For pet applications, the timeframe is much shorter. A decision must be made within 21 days. If no decision is provided, the animal is deemed to be approved.
Each committee member has one vote, regardless of how many executive positions they may hold.
For a motion to pass at a physical meeting, a majority of votes cast by those present must be in favour.
For a VOCM, a majority of all voting members must approve the motion within 21 days. If not enough votes are received, the motion is considered not passed.
Minutes and Record Keeping
All committee decisions, whether made at a meeting or by VOCM, must be documented and circulated to all owners within 21 days.
Minutes must include:
Time and date of the meeting
Names of attendees
Motions considered
Voting outcomes
While minutes do not need to be verbatim, they must accurately reflect what occurred. For VOCMs, the record must be confirmed at the next committee meeting and included in the minutes.
Owner Participation and Notice of Opposition
Owners or their representatives may attend committee meetings by giving 24 hours’ written notice to the secretary. They may observe the meeting but can only speak if invited.
In certain circumstances, an owner may be asked to leave while specific agenda items are discussed.
Once minutes are circulated, a seven-day notice of opposition period begins. If at least half of all lot owners submit written objections to a decision, the motion does not take effect.
The committee should wait for this period to lapse before acting on any decision.
Voting Outside a Committee Meeting (VOCM)
VOCMs are a practical alternative for busy committee members or those who live remotely. Decisions are made in writing and circulated electronically or by mail.
Key points include:
All owners and committee members must receive the same notice at the same time.
Voting must be returned within 21 days.
A majority of all committee members must vote in favour for the motion to pass.
If a majority is not achieved within 21 days, the motion is deemed not passed.
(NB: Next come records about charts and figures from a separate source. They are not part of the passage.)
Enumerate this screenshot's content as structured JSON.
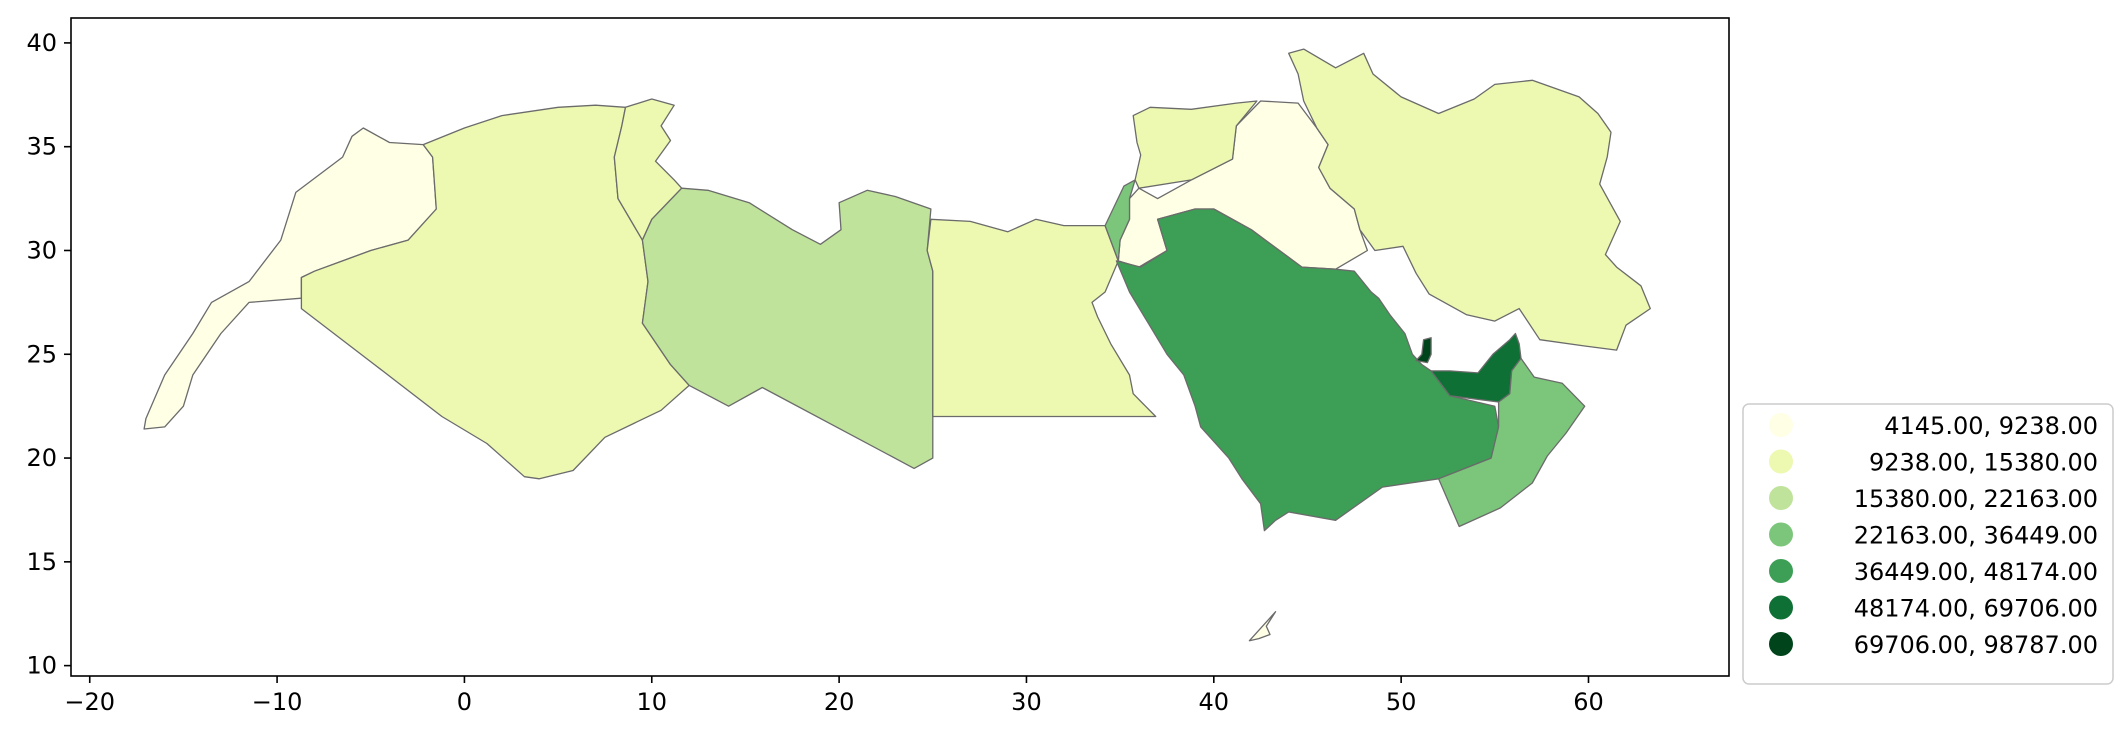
{
  "chart_data": {
    "type": "choropleth",
    "title": "",
    "xlabel": "",
    "ylabel": "",
    "xlim": [
      -21,
      67.5
    ],
    "ylim": [
      9.5,
      41.2
    ],
    "x_ticks": [
      "−20",
      "−10",
      "0",
      "10",
      "20",
      "30",
      "40",
      "50",
      "60"
    ],
    "y_ticks": [
      "10",
      "15",
      "20",
      "25",
      "30",
      "35",
      "40"
    ],
    "legend": {
      "placement": "lower-right-outside",
      "entries": [
        {
          "label": "  4145.00,  9238.00",
          "color": "#ffffe5"
        },
        {
          "label": "  9238.00, 15380.00",
          "color": "#edf8b1"
        },
        {
          "label": "15380.00, 22163.00",
          "color": "#bfe39a"
        },
        {
          "label": "22163.00, 36449.00",
          "color": "#7cc67b"
        },
        {
          "label": "36449.00, 48174.00",
          "color": "#3c9f55"
        },
        {
          "label": "48174.00, 69706.00",
          "color": "#0f7036"
        },
        {
          "label": "69706.00, 98787.00",
          "color": "#00441b"
        }
      ]
    },
    "regions": [
      {
        "class": 0,
        "polygon": [
          [
            -17.1,
            21.4
          ],
          [
            -16.0,
            21.5
          ],
          [
            -15.0,
            22.5
          ],
          [
            -14.5,
            24.0
          ],
          [
            -13.0,
            26.0
          ],
          [
            -11.5,
            27.5
          ],
          [
            -8.7,
            27.7
          ],
          [
            -8.7,
            28.7
          ],
          [
            -8.0,
            29.0
          ],
          [
            -6.5,
            29.5
          ],
          [
            -5.0,
            30.0
          ],
          [
            -3.0,
            30.5
          ],
          [
            -1.5,
            32.0
          ],
          [
            -1.7,
            34.5
          ],
          [
            -2.2,
            35.1
          ],
          [
            -4.0,
            35.2
          ],
          [
            -5.4,
            35.9
          ],
          [
            -6.0,
            35.5
          ],
          [
            -6.5,
            34.5
          ],
          [
            -9.0,
            32.8
          ],
          [
            -9.8,
            30.5
          ],
          [
            -11.5,
            28.5
          ],
          [
            -13.5,
            27.5
          ],
          [
            -14.5,
            26.0
          ],
          [
            -16.0,
            24.0
          ],
          [
            -17.0,
            21.9
          ]
        ]
      },
      {
        "class": 1,
        "polygon": [
          [
            -8.7,
            27.7
          ],
          [
            -8.7,
            28.7
          ],
          [
            -8.0,
            29.0
          ],
          [
            -6.5,
            29.5
          ],
          [
            -5.0,
            30.0
          ],
          [
            -3.0,
            30.5
          ],
          [
            -1.5,
            32.0
          ],
          [
            -1.7,
            34.5
          ],
          [
            -2.2,
            35.1
          ],
          [
            0.0,
            35.9
          ],
          [
            2.0,
            36.5
          ],
          [
            5.0,
            36.9
          ],
          [
            7.0,
            37.0
          ],
          [
            8.6,
            36.9
          ],
          [
            8.4,
            36.0
          ],
          [
            8.0,
            34.5
          ],
          [
            8.2,
            32.5
          ],
          [
            9.5,
            30.5
          ],
          [
            9.8,
            28.5
          ],
          [
            9.5,
            26.5
          ],
          [
            11.0,
            24.5
          ],
          [
            12.0,
            23.5
          ],
          [
            10.5,
            22.3
          ],
          [
            7.5,
            21.0
          ],
          [
            5.8,
            19.4
          ],
          [
            4.0,
            19.0
          ],
          [
            3.2,
            19.1
          ],
          [
            1.2,
            20.7
          ],
          [
            -1.2,
            22.0
          ],
          [
            -4.8,
            24.5
          ],
          [
            -8.7,
            27.2
          ]
        ]
      },
      {
        "class": 1,
        "polygon": [
          [
            8.6,
            36.9
          ],
          [
            10.0,
            37.3
          ],
          [
            11.2,
            37.0
          ],
          [
            10.5,
            36.0
          ],
          [
            11.0,
            35.3
          ],
          [
            10.2,
            34.3
          ],
          [
            11.2,
            33.4
          ],
          [
            11.6,
            33.0
          ],
          [
            10.0,
            31.5
          ],
          [
            9.5,
            30.5
          ],
          [
            8.2,
            32.5
          ],
          [
            8.0,
            34.5
          ],
          [
            8.4,
            36.0
          ]
        ]
      },
      {
        "class": 2,
        "polygon": [
          [
            9.5,
            30.5
          ],
          [
            10.0,
            31.5
          ],
          [
            11.6,
            33.0
          ],
          [
            13.0,
            32.9
          ],
          [
            15.2,
            32.3
          ],
          [
            17.5,
            31.0
          ],
          [
            19.0,
            30.3
          ],
          [
            20.1,
            31.0
          ],
          [
            20.0,
            32.3
          ],
          [
            21.5,
            32.9
          ],
          [
            23.0,
            32.6
          ],
          [
            24.9,
            32.0
          ],
          [
            24.7,
            30.0
          ],
          [
            25.0,
            29.0
          ],
          [
            25.0,
            22.0
          ],
          [
            25.0,
            20.0
          ],
          [
            24.0,
            19.5
          ],
          [
            15.9,
            23.4
          ],
          [
            14.1,
            22.5
          ],
          [
            12.0,
            23.5
          ],
          [
            11.0,
            24.5
          ],
          [
            9.5,
            26.5
          ],
          [
            9.8,
            28.5
          ]
        ]
      },
      {
        "class": 1,
        "polygon": [
          [
            25.0,
            22.0
          ],
          [
            25.0,
            29.0
          ],
          [
            24.7,
            30.0
          ],
          [
            24.9,
            31.5
          ],
          [
            27.0,
            31.4
          ],
          [
            29.0,
            30.9
          ],
          [
            30.5,
            31.5
          ],
          [
            32.0,
            31.2
          ],
          [
            34.2,
            31.2
          ],
          [
            34.9,
            29.5
          ],
          [
            34.2,
            28.0
          ],
          [
            33.5,
            27.5
          ],
          [
            33.8,
            26.8
          ],
          [
            34.5,
            25.5
          ],
          [
            35.5,
            24.0
          ],
          [
            35.7,
            23.1
          ],
          [
            36.9,
            22.0
          ]
        ]
      },
      {
        "class": 0,
        "polygon": [
          [
            34.9,
            29.5
          ],
          [
            35.0,
            30.5
          ],
          [
            35.5,
            31.5
          ],
          [
            35.5,
            32.5
          ],
          [
            36.0,
            33.0
          ],
          [
            37.0,
            32.5
          ],
          [
            38.8,
            33.4
          ],
          [
            41.0,
            34.4
          ],
          [
            41.2,
            36.0
          ],
          [
            42.5,
            37.2
          ],
          [
            44.5,
            37.1
          ],
          [
            45.5,
            35.9
          ],
          [
            46.1,
            35.1
          ],
          [
            45.6,
            34.0
          ],
          [
            46.2,
            33.0
          ],
          [
            47.5,
            32.0
          ],
          [
            47.8,
            31.0
          ],
          [
            48.2,
            30.0
          ],
          [
            46.5,
            29.1
          ],
          [
            44.7,
            29.2
          ],
          [
            42.0,
            31.0
          ],
          [
            40.0,
            32.0
          ],
          [
            39.0,
            32.0
          ],
          [
            37.0,
            31.5
          ],
          [
            37.5,
            30.0
          ],
          [
            36.0,
            29.2
          ]
        ]
      },
      {
        "class": 3,
        "polygon": [
          [
            34.2,
            31.2
          ],
          [
            35.2,
            33.1
          ],
          [
            35.8,
            33.4
          ],
          [
            35.5,
            32.5
          ],
          [
            35.5,
            31.5
          ],
          [
            35.0,
            30.5
          ],
          [
            34.9,
            29.5
          ]
        ]
      },
      {
        "class": 1,
        "polygon": [
          [
            35.8,
            33.4
          ],
          [
            36.1,
            34.6
          ],
          [
            35.9,
            35.2
          ],
          [
            35.7,
            36.5
          ],
          [
            36.6,
            36.9
          ],
          [
            38.8,
            36.8
          ],
          [
            41.2,
            37.1
          ],
          [
            42.3,
            37.2
          ],
          [
            41.2,
            36.0
          ],
          [
            41.0,
            34.4
          ],
          [
            38.8,
            33.4
          ],
          [
            36.0,
            33.0
          ]
        ]
      },
      {
        "class": 1,
        "polygon": [
          [
            44.0,
            39.5
          ],
          [
            44.5,
            38.5
          ],
          [
            44.8,
            37.2
          ],
          [
            45.5,
            35.9
          ],
          [
            46.1,
            35.1
          ],
          [
            45.6,
            34.0
          ],
          [
            46.2,
            33.0
          ],
          [
            47.5,
            32.0
          ],
          [
            47.8,
            31.0
          ],
          [
            48.6,
            30.0
          ],
          [
            50.1,
            30.2
          ],
          [
            50.8,
            28.9
          ],
          [
            51.5,
            27.9
          ],
          [
            53.5,
            26.9
          ],
          [
            55.0,
            26.6
          ],
          [
            56.3,
            27.2
          ],
          [
            57.4,
            25.7
          ],
          [
            59.8,
            25.4
          ],
          [
            61.5,
            25.2
          ],
          [
            62.0,
            26.4
          ],
          [
            63.3,
            27.2
          ],
          [
            62.8,
            28.3
          ],
          [
            61.5,
            29.2
          ],
          [
            60.9,
            29.8
          ],
          [
            61.7,
            31.4
          ],
          [
            60.6,
            33.2
          ],
          [
            61.0,
            34.5
          ],
          [
            61.2,
            35.7
          ],
          [
            60.5,
            36.6
          ],
          [
            59.5,
            37.4
          ],
          [
            57.0,
            38.2
          ],
          [
            55.0,
            38.0
          ],
          [
            53.9,
            37.3
          ],
          [
            52.0,
            36.6
          ],
          [
            50.0,
            37.4
          ],
          [
            48.5,
            38.5
          ],
          [
            48.0,
            39.5
          ],
          [
            46.5,
            38.8
          ],
          [
            44.8,
            39.7
          ]
        ]
      },
      {
        "class": 4,
        "polygon": [
          [
            34.8,
            29.5
          ],
          [
            36.1,
            29.2
          ],
          [
            37.5,
            30.0
          ],
          [
            37.0,
            31.5
          ],
          [
            39.0,
            32.0
          ],
          [
            40.0,
            32.0
          ],
          [
            42.0,
            31.0
          ],
          [
            44.7,
            29.2
          ],
          [
            46.5,
            29.1
          ],
          [
            47.5,
            29.0
          ],
          [
            48.4,
            28.0
          ],
          [
            48.8,
            27.7
          ],
          [
            49.4,
            26.9
          ],
          [
            50.2,
            26.0
          ],
          [
            50.6,
            25.0
          ],
          [
            51.1,
            24.5
          ],
          [
            51.6,
            24.2
          ],
          [
            52.6,
            23.0
          ],
          [
            55.0,
            22.5
          ],
          [
            55.2,
            21.5
          ],
          [
            54.8,
            20.0
          ],
          [
            52.0,
            19.0
          ],
          [
            49.0,
            18.6
          ],
          [
            46.5,
            17.0
          ],
          [
            44.0,
            17.4
          ],
          [
            43.3,
            17.0
          ],
          [
            42.7,
            16.5
          ],
          [
            42.5,
            17.8
          ],
          [
            41.5,
            19.0
          ],
          [
            40.8,
            20.0
          ],
          [
            39.3,
            21.5
          ],
          [
            39.0,
            22.5
          ],
          [
            38.4,
            24.0
          ],
          [
            37.5,
            25.0
          ],
          [
            36.5,
            26.5
          ],
          [
            35.5,
            28.0
          ]
        ]
      },
      {
        "class": 6,
        "polygon": [
          [
            50.8,
            24.7
          ],
          [
            51.1,
            25.0
          ],
          [
            51.2,
            25.7
          ],
          [
            51.6,
            25.8
          ],
          [
            51.6,
            25.0
          ],
          [
            51.4,
            24.6
          ]
        ]
      },
      {
        "class": 5,
        "polygon": [
          [
            51.6,
            24.2
          ],
          [
            52.6,
            24.2
          ],
          [
            54.1,
            24.1
          ],
          [
            54.9,
            25.0
          ],
          [
            55.8,
            25.7
          ],
          [
            56.1,
            26.0
          ],
          [
            56.3,
            25.5
          ],
          [
            56.4,
            24.8
          ],
          [
            55.9,
            24.2
          ],
          [
            55.8,
            23.1
          ],
          [
            55.2,
            22.7
          ],
          [
            52.6,
            23.0
          ]
        ]
      },
      {
        "class": 3,
        "polygon": [
          [
            55.2,
            22.7
          ],
          [
            55.8,
            23.1
          ],
          [
            55.9,
            24.2
          ],
          [
            56.4,
            24.8
          ],
          [
            57.1,
            23.9
          ],
          [
            58.6,
            23.6
          ],
          [
            59.8,
            22.5
          ],
          [
            58.8,
            21.2
          ],
          [
            57.8,
            20.1
          ],
          [
            57.0,
            18.8
          ],
          [
            55.3,
            17.6
          ],
          [
            53.1,
            16.7
          ],
          [
            52.0,
            19.0
          ],
          [
            54.8,
            20.0
          ],
          [
            55.2,
            21.5
          ]
        ]
      },
      {
        "class": 0,
        "polygon": [
          [
            41.9,
            11.2
          ],
          [
            43.0,
            12.3
          ],
          [
            43.3,
            12.6
          ],
          [
            42.8,
            11.9
          ],
          [
            43.0,
            11.5
          ],
          [
            42.4,
            11.3
          ]
        ]
      }
    ]
  }
}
There is a common misconception that the cost of a VOCM can be passed on to an individual if the motion benefits only them. However, the legislation does not permit this.
In Summary
Committee meetings are a vital part of managing a body corporate. Whether in person or by written vote, decisions must follow proper procedures and be recorded transparently.
For owners, understanding these processes provides confidence in the way their scheme is managed and empowers them to participate in meaningful ways.
Transparency, accountability and consistency are not just legal obligations, they are essential for community trust and effective governance.